The first Labor Day holiday was celebrated on Tuesday, September 5, 1882, in New York City, in accordance with the plans of the Central Labor Union. The Central Labor Union held its second Labor Day holiday just a year later, on September 5, 1883.
By 1894, 23 more states had adopted the holiday, and on June 28, 1894, President Grover Cleveland signed a law making the first Monday in September of each year a national holiday.
Many Americans celebrate Labor Day with parades and parties – festivities very similar to those outlined by the first proposal for a holiday, which suggested that the day should be observed with – a street parade to exhibit “the strength and esprit de corps of the trade and labor organizations” of the community, followed by a festival for the recreation and amusement of the workers and their families.

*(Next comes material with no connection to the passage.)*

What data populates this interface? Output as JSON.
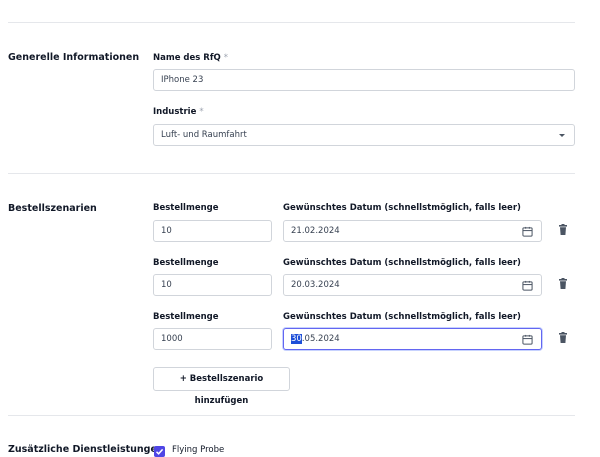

This became the pattern for the celebrations of Labor Day.
Speeches by prominent men and women were introduced later, as more emphasis was placed upon the economic and civic significance of the holiday. Still later, by a resolution of the American Federation of Labor convention of 1909, the Sunday preceding Labor Day was adopted as Labor Sunday and dedicated to the spiritual and educational aspects of the labor movement.
American labor has raised the nation’s standard of living and contributed to the greatest production the world has ever known and the labor movement has brought us closer to the realization of our traditional ideals of economic and political democracy. It is appropriate, therefore, that the nation pays tribute on Labor Day to the creator of so much of the nation’s strength, freedom, and leadership – the American worker.